Горькая жизнь - Валерий Дмитриевич Поволяев
– Уходить? Куда?
– Может быть, в Ленинград. У меня там мама осталась. Город большой – спрячемся.
– А если ее там нет?
Такая мысль в голову Китаеву не приходила. Мать еще не была старой. После того, что ленинградцы пережили в сорок первом, в сорок втором и частично – в сорок третьем годах, они не должны умирать, запаса прочности у людей должно хватить надолго. Мать жива, в этом Китаев был уверен твердо. Если бы с ней что-то произошло, он обязательно бы почувствовал это… Но скорбных мыслей не было, значит, мать жива.
Через двое суток они очутились в небольшом городке, похожем на районный центр, с громоздким старым собором, возведенным на центральной площади.

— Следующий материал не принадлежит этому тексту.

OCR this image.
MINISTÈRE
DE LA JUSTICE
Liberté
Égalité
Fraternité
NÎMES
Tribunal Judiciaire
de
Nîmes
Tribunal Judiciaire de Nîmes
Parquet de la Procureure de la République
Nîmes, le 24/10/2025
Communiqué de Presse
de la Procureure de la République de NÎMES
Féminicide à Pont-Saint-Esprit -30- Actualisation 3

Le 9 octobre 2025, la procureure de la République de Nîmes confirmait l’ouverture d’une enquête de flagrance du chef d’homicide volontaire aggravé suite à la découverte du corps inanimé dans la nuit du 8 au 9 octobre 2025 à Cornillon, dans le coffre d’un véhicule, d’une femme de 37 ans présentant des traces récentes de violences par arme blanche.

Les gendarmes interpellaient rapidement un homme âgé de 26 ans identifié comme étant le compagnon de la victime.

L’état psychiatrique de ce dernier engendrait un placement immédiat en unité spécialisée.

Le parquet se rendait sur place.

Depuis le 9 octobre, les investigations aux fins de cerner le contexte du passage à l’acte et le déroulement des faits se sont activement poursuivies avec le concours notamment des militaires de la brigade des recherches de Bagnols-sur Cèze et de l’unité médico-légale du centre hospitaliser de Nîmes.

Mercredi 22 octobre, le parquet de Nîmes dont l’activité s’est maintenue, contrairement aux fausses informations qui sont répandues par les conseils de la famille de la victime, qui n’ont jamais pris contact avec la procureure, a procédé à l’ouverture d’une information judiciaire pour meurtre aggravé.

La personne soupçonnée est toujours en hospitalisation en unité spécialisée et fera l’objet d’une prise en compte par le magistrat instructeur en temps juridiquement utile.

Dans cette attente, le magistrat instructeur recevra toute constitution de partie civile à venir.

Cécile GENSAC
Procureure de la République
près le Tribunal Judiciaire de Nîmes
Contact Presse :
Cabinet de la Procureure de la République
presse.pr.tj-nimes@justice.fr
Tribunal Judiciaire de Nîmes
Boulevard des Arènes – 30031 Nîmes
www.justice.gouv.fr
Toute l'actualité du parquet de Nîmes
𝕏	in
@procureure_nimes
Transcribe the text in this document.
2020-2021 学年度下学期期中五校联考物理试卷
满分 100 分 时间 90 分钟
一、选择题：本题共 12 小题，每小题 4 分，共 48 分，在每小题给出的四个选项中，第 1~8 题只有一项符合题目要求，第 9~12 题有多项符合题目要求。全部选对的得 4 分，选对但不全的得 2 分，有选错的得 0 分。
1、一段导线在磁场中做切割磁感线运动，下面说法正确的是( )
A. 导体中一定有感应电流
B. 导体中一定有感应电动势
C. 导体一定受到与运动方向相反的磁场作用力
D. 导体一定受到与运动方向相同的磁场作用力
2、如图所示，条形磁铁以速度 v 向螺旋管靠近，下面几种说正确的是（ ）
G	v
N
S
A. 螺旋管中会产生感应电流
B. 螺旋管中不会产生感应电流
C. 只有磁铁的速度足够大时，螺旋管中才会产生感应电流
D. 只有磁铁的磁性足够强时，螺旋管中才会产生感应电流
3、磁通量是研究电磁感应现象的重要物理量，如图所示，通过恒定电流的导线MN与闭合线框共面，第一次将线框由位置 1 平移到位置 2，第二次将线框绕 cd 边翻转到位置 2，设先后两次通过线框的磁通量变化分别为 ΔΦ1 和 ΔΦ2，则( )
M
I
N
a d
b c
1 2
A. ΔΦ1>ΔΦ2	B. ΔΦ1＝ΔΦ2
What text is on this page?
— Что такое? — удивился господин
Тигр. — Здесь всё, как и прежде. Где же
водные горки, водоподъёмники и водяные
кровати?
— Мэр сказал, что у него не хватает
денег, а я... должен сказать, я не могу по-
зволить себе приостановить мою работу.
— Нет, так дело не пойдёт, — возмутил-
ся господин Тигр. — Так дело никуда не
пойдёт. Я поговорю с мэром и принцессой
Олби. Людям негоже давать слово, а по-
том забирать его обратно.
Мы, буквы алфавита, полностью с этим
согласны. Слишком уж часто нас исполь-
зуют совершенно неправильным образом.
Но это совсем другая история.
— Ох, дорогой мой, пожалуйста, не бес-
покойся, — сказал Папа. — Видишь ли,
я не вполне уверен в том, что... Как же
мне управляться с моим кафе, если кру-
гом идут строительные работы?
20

Городок отмечал местный церковный праздник, в соборе шла служба. Аня огляделась – нет ли где военных, не засекла ни одного и решительно направилась к собору. Встала на паперти около дверей и протянула руку.
– Люди добрые, помогите, пожалуйста, – дрожащим тонким голоском выдавила она из себя.
Первым около нее остановился плечистый мужчина в рубчиковом костюме. От него пахло одеколоном, седая борода была тщательно расчесана. Поковырявшись во внутреннем кармане костюма, он достал бумажку орехового цвета – рубль, протянул Ане.
– Держи, дочка, – пробасил добродушно, – пусть и у тебя будет праздник.
Аня низко поклонилась мужчине, тот кивнул ответно и вошел в собор. Аня боялась не только военных. Боялась и сердитых старух, которых всегда можно увидеть около церквей, боялась собак, боялась милиционеров – ну словно бы никогда не была на зоне, не проходила лагерные университеты. Но оказывается, пройти университеты – этого мало.
Час с небольшим, который она провела на церковной паперти, принес деньги – и, как посчитал Китаев, деньги немалые: на них можно было купить недорогие женские баретки на подошве из микропористой резины.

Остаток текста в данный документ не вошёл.